Our trophy trucks, Class 1 buggies, and 6100 trucks are engineered for a different kind of punishment entirely. Their massive wheel travel, robust billet components, and sophisticated bypass shocks are designed to absorb brutal impacts, navigate deep whoops, and maintain traction over loose surfaces at triple-digit speeds. The engineering challenges faced by teams like Menzies Motorsports, Rob MacCachren Racing, or the Herbst family are centered on durability, suspension articulation, and power delivery in extreme conditions, not optimizing downforce for a high-speed road course corner.

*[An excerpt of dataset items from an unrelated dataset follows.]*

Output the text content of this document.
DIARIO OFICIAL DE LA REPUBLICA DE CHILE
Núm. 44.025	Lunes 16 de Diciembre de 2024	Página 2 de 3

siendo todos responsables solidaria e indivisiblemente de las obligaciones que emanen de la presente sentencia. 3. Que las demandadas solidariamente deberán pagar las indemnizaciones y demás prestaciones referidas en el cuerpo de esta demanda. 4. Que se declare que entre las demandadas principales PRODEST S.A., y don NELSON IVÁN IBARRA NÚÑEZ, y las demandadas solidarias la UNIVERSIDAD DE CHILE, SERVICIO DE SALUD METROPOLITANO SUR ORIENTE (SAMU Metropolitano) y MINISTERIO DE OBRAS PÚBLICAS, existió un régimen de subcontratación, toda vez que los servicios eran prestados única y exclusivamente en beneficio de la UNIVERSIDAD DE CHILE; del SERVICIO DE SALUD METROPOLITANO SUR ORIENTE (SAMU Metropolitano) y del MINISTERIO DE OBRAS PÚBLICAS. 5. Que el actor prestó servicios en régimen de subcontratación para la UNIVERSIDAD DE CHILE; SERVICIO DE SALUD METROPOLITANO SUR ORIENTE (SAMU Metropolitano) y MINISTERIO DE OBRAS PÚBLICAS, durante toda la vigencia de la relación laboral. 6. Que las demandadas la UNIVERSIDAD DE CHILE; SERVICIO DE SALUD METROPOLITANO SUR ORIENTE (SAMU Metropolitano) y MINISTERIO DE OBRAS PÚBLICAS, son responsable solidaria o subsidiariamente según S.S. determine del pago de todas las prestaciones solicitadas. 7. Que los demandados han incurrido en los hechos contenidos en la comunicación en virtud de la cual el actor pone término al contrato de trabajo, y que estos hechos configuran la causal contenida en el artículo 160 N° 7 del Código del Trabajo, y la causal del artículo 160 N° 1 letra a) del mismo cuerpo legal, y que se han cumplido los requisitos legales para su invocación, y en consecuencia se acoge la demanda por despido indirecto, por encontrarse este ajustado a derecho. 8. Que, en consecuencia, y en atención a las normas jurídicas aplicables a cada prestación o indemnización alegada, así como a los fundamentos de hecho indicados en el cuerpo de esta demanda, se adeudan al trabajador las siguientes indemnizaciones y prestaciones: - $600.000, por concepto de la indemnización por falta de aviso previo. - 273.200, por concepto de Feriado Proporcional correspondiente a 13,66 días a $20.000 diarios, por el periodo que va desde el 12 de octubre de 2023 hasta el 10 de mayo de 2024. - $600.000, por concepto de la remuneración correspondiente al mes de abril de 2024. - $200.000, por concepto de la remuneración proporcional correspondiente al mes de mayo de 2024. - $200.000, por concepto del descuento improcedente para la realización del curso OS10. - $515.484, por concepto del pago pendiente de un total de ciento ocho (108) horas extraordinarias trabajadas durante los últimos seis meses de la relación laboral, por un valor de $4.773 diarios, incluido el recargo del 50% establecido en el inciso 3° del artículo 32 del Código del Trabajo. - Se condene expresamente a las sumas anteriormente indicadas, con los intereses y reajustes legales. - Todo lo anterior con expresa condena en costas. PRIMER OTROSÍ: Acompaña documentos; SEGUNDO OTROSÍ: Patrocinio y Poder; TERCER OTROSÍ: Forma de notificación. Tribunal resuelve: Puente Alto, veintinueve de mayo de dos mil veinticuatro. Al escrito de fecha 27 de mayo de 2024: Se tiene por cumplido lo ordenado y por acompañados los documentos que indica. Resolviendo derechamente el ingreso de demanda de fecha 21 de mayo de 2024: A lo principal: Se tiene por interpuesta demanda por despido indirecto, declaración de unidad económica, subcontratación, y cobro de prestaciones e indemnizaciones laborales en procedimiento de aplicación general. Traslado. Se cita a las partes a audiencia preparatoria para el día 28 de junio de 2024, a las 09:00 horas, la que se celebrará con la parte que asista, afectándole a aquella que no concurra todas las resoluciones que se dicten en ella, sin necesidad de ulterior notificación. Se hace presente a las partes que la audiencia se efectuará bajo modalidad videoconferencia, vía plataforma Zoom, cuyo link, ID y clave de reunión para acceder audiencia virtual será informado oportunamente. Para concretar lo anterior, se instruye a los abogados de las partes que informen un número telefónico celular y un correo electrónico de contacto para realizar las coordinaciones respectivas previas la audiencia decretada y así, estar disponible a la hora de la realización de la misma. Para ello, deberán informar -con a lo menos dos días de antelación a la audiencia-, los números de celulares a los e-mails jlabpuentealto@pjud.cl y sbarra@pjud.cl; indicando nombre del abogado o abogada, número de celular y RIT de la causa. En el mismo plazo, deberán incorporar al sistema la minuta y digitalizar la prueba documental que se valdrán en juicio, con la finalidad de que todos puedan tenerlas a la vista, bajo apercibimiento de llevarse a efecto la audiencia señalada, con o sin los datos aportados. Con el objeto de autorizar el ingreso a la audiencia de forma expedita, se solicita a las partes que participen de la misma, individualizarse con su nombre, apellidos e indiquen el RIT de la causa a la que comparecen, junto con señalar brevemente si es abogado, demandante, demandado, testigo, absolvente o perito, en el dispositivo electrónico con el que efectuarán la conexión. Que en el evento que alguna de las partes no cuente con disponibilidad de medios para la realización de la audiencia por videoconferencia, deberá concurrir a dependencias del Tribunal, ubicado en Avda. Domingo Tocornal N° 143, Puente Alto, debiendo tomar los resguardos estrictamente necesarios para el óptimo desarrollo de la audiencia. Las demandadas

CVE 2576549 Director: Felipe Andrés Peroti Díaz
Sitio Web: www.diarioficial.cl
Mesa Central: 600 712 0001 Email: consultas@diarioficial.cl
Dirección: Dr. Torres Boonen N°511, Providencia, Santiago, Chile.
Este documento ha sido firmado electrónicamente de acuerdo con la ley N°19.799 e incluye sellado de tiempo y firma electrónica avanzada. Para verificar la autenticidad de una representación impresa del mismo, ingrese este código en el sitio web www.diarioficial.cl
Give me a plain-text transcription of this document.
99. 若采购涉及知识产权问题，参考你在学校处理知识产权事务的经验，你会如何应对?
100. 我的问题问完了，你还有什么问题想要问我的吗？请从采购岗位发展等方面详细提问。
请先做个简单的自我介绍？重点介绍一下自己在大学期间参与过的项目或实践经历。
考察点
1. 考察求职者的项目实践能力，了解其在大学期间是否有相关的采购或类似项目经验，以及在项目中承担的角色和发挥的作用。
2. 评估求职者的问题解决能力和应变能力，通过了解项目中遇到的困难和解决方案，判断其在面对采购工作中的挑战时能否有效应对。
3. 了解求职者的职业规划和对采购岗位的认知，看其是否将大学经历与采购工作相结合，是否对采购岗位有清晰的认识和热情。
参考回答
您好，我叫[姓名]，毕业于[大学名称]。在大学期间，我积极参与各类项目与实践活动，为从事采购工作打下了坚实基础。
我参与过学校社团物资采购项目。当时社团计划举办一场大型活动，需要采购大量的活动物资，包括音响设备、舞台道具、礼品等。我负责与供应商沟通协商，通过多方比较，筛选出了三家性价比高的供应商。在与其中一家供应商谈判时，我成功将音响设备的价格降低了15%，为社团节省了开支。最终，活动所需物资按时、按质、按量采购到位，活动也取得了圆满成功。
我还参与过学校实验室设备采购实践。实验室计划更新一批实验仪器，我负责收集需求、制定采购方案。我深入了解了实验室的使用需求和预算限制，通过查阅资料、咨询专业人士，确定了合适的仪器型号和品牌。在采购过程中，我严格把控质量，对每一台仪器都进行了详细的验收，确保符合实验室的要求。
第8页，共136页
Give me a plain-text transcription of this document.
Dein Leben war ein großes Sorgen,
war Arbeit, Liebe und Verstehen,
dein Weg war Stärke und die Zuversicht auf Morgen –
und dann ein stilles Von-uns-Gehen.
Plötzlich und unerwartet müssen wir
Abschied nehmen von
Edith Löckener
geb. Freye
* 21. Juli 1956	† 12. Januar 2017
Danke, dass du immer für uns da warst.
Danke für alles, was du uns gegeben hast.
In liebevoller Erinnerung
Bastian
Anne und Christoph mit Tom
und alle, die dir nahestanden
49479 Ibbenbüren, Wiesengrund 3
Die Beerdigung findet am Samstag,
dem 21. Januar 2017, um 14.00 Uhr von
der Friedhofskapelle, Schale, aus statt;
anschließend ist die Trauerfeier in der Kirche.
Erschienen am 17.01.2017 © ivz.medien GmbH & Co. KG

While we acknowledge the skill required to pilot any racing machine, the spectacle of a Craftsman Truck Series race at Watkins Glen, with its intricate turns and elevation changes, is fundamentally different from the raw, untamed essence of desert racing. Our drivers, navigating hundreds of miles of unmarked terrain with the aid of a co-driver and a meticulous prerunner strategy, face a challenge that transcends the confines of a paved circuit.
So, as the pavement trucks turn left and right at Watkins Glen, Apex Racing will continue to bring you the most in-depth coverage of the true truck racing – the kind where dust flies, shocks cycle through 30 inches of travel, and the finish line is earned through sheer grit and mechanical fortitude across the world's most challenging natural landscapes. Our next deep dive will undoubtedly be into the latest suspension innovations or a detailed prerunner build, rather than tire compounds for a road course.